Question

Calculate gram moles of $CaO$ that could be obtained from $42.54g$ of \[CaC{O_3}\] and convert the number of g-moles to gram.

Answer 1

Hint: Calcium carbonate undergoes thermal decomposition and forms carbon dioxide and calcium oxide. By constructing a balanced equation of the same a relationship between the moles of Calcium carbonate and Calcium oxide can be established.
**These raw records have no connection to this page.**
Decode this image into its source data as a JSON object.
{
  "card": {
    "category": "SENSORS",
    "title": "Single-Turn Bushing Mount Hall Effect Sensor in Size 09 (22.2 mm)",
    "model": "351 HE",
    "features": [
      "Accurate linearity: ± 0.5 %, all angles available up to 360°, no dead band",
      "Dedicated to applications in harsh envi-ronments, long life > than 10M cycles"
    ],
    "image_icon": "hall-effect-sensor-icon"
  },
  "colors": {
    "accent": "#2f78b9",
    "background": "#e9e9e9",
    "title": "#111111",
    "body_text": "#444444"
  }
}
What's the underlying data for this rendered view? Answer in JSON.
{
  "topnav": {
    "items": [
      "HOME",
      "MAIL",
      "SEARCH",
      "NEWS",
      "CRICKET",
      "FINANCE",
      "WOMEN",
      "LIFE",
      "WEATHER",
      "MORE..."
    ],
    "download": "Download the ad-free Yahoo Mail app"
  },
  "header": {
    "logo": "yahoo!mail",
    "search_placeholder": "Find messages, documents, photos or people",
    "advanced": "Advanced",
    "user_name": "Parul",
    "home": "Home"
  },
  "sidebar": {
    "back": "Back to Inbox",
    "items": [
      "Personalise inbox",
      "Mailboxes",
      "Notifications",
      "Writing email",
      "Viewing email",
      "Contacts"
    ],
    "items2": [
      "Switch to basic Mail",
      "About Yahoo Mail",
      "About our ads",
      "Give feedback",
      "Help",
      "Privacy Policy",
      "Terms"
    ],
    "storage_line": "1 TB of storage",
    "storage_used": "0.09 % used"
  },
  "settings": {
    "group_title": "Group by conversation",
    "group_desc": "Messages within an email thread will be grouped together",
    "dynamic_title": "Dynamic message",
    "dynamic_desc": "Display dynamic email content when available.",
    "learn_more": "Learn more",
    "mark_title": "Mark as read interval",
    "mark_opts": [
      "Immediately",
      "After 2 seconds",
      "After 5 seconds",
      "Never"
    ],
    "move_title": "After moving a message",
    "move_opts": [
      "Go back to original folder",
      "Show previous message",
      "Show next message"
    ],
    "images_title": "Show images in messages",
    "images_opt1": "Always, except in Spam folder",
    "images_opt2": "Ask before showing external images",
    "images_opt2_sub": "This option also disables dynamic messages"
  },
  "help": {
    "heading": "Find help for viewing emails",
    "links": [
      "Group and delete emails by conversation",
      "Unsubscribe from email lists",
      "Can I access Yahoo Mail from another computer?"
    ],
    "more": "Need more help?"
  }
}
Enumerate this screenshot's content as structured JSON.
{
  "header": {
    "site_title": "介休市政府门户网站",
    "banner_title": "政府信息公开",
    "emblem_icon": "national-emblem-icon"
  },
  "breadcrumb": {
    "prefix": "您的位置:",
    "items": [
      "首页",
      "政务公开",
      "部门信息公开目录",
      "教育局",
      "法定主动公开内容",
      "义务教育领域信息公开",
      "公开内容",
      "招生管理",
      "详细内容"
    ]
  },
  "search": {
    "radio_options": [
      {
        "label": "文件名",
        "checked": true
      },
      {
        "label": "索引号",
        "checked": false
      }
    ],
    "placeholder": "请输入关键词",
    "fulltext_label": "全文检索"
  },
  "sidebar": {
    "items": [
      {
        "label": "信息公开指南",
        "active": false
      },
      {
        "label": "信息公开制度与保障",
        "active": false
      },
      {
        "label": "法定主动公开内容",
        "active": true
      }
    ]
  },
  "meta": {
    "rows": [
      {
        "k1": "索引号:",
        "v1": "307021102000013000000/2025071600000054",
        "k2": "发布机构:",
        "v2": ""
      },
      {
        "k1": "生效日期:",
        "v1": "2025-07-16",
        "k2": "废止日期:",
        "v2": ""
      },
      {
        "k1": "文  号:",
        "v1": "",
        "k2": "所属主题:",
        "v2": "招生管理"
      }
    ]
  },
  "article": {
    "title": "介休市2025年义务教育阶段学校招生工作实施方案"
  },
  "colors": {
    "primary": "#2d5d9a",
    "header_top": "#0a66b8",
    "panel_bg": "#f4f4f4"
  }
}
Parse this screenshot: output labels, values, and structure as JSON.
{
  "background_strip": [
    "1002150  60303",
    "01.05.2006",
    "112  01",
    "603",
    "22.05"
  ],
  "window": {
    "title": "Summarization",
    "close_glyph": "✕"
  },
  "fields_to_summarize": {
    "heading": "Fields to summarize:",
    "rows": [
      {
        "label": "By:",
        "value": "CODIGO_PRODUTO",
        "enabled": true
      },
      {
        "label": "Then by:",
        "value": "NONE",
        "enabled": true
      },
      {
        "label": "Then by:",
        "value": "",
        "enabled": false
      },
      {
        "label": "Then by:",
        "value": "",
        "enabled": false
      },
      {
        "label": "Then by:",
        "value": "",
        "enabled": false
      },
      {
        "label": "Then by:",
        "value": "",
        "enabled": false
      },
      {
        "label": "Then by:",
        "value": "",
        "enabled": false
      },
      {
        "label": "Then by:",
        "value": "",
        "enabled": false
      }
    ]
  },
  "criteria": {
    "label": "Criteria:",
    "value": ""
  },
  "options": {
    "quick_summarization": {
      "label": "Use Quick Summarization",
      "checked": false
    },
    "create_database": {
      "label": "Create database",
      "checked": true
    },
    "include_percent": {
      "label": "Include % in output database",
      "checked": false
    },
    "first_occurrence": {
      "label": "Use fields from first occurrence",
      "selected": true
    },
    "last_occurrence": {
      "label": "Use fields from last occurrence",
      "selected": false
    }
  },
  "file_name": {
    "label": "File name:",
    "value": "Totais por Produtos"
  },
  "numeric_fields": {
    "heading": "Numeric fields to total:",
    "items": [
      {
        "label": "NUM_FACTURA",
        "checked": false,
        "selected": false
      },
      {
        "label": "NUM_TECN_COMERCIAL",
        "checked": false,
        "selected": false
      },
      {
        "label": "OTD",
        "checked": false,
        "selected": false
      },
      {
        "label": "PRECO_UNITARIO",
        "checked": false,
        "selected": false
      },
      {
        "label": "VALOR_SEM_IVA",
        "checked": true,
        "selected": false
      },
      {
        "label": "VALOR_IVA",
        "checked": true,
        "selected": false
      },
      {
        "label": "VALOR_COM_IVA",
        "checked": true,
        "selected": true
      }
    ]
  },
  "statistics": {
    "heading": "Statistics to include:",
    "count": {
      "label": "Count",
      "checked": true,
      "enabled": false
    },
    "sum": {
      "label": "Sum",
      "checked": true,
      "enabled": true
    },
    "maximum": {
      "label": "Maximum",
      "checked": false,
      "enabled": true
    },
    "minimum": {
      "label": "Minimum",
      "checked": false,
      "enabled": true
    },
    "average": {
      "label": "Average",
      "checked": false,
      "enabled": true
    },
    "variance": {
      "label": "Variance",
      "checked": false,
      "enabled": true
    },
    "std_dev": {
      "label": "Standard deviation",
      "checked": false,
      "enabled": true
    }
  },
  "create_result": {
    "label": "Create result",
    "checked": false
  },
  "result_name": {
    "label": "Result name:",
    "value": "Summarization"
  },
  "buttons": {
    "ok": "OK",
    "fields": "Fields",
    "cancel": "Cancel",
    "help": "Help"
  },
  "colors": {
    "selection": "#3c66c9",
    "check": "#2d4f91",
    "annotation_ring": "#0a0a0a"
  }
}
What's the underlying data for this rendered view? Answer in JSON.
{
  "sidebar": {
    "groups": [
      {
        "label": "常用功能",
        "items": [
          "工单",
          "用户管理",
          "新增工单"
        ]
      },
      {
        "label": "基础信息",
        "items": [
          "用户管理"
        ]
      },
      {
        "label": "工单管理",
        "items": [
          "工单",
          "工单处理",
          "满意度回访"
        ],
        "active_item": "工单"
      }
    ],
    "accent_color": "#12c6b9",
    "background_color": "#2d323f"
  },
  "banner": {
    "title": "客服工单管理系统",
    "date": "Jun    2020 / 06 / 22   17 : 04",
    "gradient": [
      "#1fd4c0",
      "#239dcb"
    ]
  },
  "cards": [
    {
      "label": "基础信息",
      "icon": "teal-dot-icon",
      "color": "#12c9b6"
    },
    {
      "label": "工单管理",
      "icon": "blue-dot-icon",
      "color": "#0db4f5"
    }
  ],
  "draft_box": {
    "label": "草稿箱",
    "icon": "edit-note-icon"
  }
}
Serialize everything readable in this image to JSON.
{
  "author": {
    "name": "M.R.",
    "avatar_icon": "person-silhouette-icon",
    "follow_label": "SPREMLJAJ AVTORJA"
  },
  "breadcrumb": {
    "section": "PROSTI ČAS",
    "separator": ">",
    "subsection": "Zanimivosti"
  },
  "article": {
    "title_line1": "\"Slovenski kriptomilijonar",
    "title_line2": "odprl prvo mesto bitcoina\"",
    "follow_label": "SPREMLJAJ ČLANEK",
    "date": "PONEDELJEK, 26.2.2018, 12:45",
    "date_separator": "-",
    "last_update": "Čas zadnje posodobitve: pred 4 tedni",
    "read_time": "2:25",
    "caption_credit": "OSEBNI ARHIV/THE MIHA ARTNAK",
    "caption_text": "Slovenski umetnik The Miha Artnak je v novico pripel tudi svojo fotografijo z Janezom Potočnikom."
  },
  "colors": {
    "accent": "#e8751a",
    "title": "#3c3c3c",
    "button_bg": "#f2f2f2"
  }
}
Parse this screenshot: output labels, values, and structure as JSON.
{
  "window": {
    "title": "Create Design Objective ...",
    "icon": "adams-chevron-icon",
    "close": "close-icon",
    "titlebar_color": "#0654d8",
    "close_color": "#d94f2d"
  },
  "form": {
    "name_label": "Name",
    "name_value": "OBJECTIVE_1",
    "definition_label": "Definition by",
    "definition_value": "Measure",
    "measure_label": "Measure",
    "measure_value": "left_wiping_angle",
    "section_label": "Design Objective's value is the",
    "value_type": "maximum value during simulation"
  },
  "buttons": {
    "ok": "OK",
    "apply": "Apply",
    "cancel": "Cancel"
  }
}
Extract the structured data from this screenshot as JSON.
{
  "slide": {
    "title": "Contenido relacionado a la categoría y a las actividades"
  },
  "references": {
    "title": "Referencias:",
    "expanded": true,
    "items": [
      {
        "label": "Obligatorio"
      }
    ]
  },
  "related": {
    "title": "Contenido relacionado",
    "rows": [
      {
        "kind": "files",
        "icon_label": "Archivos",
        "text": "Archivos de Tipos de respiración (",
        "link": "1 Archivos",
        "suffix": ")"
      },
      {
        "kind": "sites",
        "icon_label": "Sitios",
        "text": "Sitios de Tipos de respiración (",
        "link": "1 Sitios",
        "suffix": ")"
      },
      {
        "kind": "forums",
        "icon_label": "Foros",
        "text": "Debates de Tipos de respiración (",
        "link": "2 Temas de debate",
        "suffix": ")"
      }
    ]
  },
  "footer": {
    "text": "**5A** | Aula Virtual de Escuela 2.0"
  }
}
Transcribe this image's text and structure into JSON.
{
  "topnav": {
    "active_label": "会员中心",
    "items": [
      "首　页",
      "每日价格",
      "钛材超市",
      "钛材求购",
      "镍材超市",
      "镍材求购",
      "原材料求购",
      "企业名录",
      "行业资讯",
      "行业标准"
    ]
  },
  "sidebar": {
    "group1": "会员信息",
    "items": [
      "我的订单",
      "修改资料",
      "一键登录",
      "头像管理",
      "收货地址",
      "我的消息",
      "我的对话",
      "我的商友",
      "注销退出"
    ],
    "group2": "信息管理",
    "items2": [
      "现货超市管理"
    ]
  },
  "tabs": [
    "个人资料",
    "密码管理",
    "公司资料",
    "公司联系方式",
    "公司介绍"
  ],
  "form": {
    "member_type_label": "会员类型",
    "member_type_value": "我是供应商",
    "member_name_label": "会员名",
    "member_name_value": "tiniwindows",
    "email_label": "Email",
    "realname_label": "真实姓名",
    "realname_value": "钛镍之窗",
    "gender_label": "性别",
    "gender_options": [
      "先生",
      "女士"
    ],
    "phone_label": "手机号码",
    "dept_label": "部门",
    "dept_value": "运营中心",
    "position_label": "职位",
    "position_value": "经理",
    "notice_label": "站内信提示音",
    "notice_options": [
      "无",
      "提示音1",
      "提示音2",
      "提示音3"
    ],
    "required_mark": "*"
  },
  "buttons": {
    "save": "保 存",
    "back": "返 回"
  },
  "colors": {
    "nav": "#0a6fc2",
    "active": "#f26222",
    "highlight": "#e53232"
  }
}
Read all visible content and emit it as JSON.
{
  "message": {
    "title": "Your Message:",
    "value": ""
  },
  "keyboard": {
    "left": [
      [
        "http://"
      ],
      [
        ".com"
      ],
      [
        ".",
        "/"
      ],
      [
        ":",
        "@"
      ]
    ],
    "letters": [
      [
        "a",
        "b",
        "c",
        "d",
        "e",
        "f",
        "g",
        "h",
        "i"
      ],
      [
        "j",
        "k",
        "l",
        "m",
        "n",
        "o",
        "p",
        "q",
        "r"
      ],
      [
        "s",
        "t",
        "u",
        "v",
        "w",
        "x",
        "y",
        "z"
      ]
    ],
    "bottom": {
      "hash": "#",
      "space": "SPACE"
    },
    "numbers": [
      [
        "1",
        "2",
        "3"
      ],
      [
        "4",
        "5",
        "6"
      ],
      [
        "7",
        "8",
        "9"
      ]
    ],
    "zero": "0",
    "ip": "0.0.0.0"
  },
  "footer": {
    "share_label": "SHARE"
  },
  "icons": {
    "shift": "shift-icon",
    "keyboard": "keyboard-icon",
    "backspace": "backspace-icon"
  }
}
Complete step by step answer: \[CaC{O_3}\] , its chemical name is Calcium Carbonate and it is also called as Limestone, Chalk and Marble. Calcium Carbonate undergoes thermal decomposition and gives Calcium Oxide and Carbon dioxide.
$CaC{O_3} \to CaO + C{O_2}$
$\;100g \to 56g + 44g$
$40g\; + 12g + 3 \times 16 = 100g$
Molecular mass o $CaC{O_3} = 100g$
Calcium molecular mass = $40g$
Carbon molecular mass = $12g$
Oxygen = $16g$
Molecular weight of Calcium + Molecular weight of Carbon + $3 \times $Molecular weight of Oxygen
$40g\; + 12g + 3 \times 16 = 100g$
Calcium oxide chemical formula $CaO$ and it is also called as quick lime
Molecular mass of Calcium Oxide = $56g$
Molecular weight of Calcium + Molecular Oxygen
$40g + 16g = 56g$
Mole is defined as heap of particles containing number is equal to $6.023 \times {10^{23}}$
So this number is also called avogadro number.
The formula for finding gram mole is written as $n\; = \dfrac{{weight\;of\;subs\tan ce}}{{Gram\;molecular\;weight}}$
$CaC{O_3} \to CaO + C{O_2}$
$\;100g \to 56g + 44g$
So from these equation we can say

 $100g$ of Calcium carbonate produces $1$ mole of Calcium Oxide
$42.54g$ of Calcium carbonate will gives ----------- X
$X \times 100g\;\operatorname{of} \;calcium\;carbonate\; = 42.5g\;\operatorname{of} \;calcium\;carbonate\; \times 1\;\operatorname{mole} \;of\;Calcium\;oxide$
$X\; = \dfrac{{42.5 \times 1}}{{100}} = 0.425\;gram\;mole$
$1$ gram mole of Calcium oxide is $56g$
$0.425$ gram mole of Calcium oxide = $X$
$X \times \;1\;\operatorname{gram} \;mole\;\,Calcium\;oxide = 56g\;\operatorname{of} \;Calcium\;oxide \times 0.425gram\;mole\;\operatorname{of} \;calcium\;oxide$$X = \dfrac{{56g \times 0.425}}{1} = 23.8g\;\operatorname{of} \;Calcium\;oxide$
So the decomposition of $42.5g$ of Calcium carbonate produces $0.425$ gram moles of Calcium oxide and $0.425$ gram moles of Calcium oxide is equal to $23.8g$ of Calcium oxide.


Note:The molecular weight of Calcium carbonate is $100g$ and molecular weight of Calcium oxide is $56$ grams and $100g$ of Calcium carbonate gives $56g$ of Calcium Oxide.